World Health Organization advice for avoiding spread of coronavirus disease (COVID-19)
- Clean hands frequently with soap and water, or alcohol-based hand rub.
- Wash hands after coughing or sneezing; when caring for the sick; before, during and after food preparation; before eating; after using the toilet; when hands are visibly dirty; and after handling animals or waste.
- Maintain at least 1 meter (3 feet) distance from anyone who is coughing or sneezing.
- Avoid touching your hands, nose and mouth. Do not spit in public.
- Cover your mouth and nose with a tissue or bent elbow when coughing or sneezing. Discard the tissue immediately and clean your hands.
- Avoid close contact with others if you have any symptoms.
- Stay at home if you feel unwell, even with mild symptoms such as headache and runny nose, to avoid potential spread of the disease to medical facilities and other people.
- If you develop serious symptoms (fever, cough, difficulty breathing) seek medical care early and contact local health authorities in advance.
- Note any recent contact with others and travel details to provide to authorities who can trace and prevent spread of the disease.
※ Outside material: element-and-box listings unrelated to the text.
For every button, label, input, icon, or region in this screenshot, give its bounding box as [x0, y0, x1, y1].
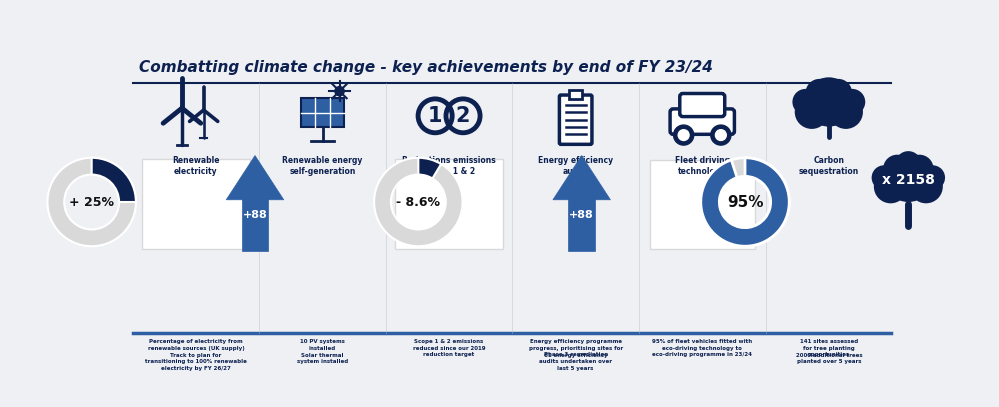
- Circle shape: [909, 170, 943, 204]
- Text: Renewable energy
self-generation: Renewable energy self-generation: [283, 156, 363, 176]
- Circle shape: [715, 130, 726, 140]
- Circle shape: [805, 79, 833, 107]
- Circle shape: [829, 95, 863, 129]
- Text: Carbon
sequestration: Carbon sequestration: [799, 156, 859, 176]
- Text: - 8.6%: - 8.6%: [397, 195, 441, 208]
- Polygon shape: [552, 155, 610, 200]
- Text: +88: +88: [243, 210, 268, 220]
- Text: Combatting climate change - key achievements by end of FY 23/24: Combatting climate change - key achievem…: [139, 60, 712, 75]
- Wedge shape: [419, 158, 442, 179]
- Wedge shape: [92, 158, 136, 202]
- Circle shape: [839, 89, 865, 115]
- Circle shape: [895, 151, 922, 178]
- Text: 10 PV systems
installed: 10 PV systems installed: [300, 339, 345, 350]
- Wedge shape: [374, 158, 463, 246]
- Polygon shape: [226, 155, 284, 200]
- Circle shape: [824, 79, 852, 107]
- FancyBboxPatch shape: [650, 160, 754, 249]
- Wedge shape: [47, 158, 136, 246]
- FancyBboxPatch shape: [396, 160, 502, 249]
- Text: 1: 1: [428, 106, 443, 126]
- Circle shape: [795, 95, 829, 129]
- Circle shape: [335, 87, 345, 96]
- Text: Solar thermal
system installed: Solar thermal system installed: [297, 353, 348, 364]
- Text: Track to plan for
transitioning to 100% renewable
electricity by FY 26/27: Track to plan for transitioning to 100% …: [145, 353, 247, 371]
- Circle shape: [905, 155, 933, 183]
- Circle shape: [920, 165, 945, 190]
- Bar: [242, 197, 269, 251]
- Text: Scope 1 & 2 emissions
reduced since our 2019
reduction target: Scope 1 & 2 emissions reduced since our …: [413, 339, 486, 357]
- Circle shape: [871, 165, 896, 190]
- Wedge shape: [700, 158, 789, 246]
- Text: 2000 additional trees
planted over 5 years: 2000 additional trees planted over 5 yea…: [795, 353, 862, 364]
- Circle shape: [678, 130, 689, 140]
- Circle shape: [673, 125, 693, 145]
- Circle shape: [874, 170, 907, 204]
- Text: Reductions emissions
Scope 1 & 2: Reductions emissions Scope 1 & 2: [403, 156, 496, 176]
- Text: +88: +88: [569, 210, 594, 220]
- Text: Energy efficiency programme
progress, prioritising sites for
Phase 3 remediation: Energy efficiency programme progress, pr…: [528, 339, 622, 357]
- Text: Renewable
electricity: Renewable electricity: [172, 156, 220, 176]
- Text: 2: 2: [456, 106, 471, 126]
- FancyBboxPatch shape: [559, 95, 592, 144]
- Text: + 25%: + 25%: [69, 195, 114, 208]
- FancyBboxPatch shape: [670, 109, 734, 134]
- Circle shape: [884, 153, 933, 202]
- FancyBboxPatch shape: [142, 160, 250, 249]
- Bar: [569, 90, 581, 99]
- FancyBboxPatch shape: [679, 94, 724, 116]
- Text: 61 energy efficiency
audits undertaken over
last 5 years: 61 energy efficiency audits undertaken o…: [539, 353, 612, 371]
- Text: Percentage of electricity from
renewable sources (UK supply): Percentage of electricity from renewable…: [148, 339, 245, 350]
- Bar: [568, 197, 595, 251]
- Circle shape: [710, 125, 731, 145]
- Circle shape: [804, 77, 853, 127]
- Circle shape: [792, 89, 819, 115]
- Text: Energy efficiency
audits: Energy efficiency audits: [538, 156, 613, 176]
- Text: Fleet driving
technology: Fleet driving technology: [674, 156, 730, 176]
- Wedge shape: [700, 158, 789, 246]
- Text: x 2158: x 2158: [882, 173, 935, 187]
- Circle shape: [883, 155, 911, 183]
- Bar: [301, 98, 344, 127]
- Text: 95% of fleet vehicles fitted with
eco-driving technology to
eco-driving programm: 95% of fleet vehicles fitted with eco-dr…: [652, 339, 752, 357]
- Text: 141 sites assessed
for tree planting
opportunities: 141 sites assessed for tree planting opp…: [800, 339, 858, 357]
- Text: 95%: 95%: [726, 195, 763, 210]
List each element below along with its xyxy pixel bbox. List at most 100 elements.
- Stay up to date on COVID-19 developments issued by health authorities and follow their guidance.
Mask and glove usage
- Healthy individuals only need to wear a mask if taking care of a sick person.
- Wear a mask if you are coughing or sneezing.
- Masks are effective when used in combination with frequent hand cleaning.
- Do not touch the mask while wearing it. Clean hands if you touch the mask.
- Learn how to properly put on, remove and dispose of masks. Clean hands after disposing of the mask.
- Do not reuse single-use masks.
- Regularly washing bare hands is more effective against catching COVID-19 than wearing rubber gloves.
- The COVID-19 virus can still be picked up on rubber gloves and transmitted by touching your face.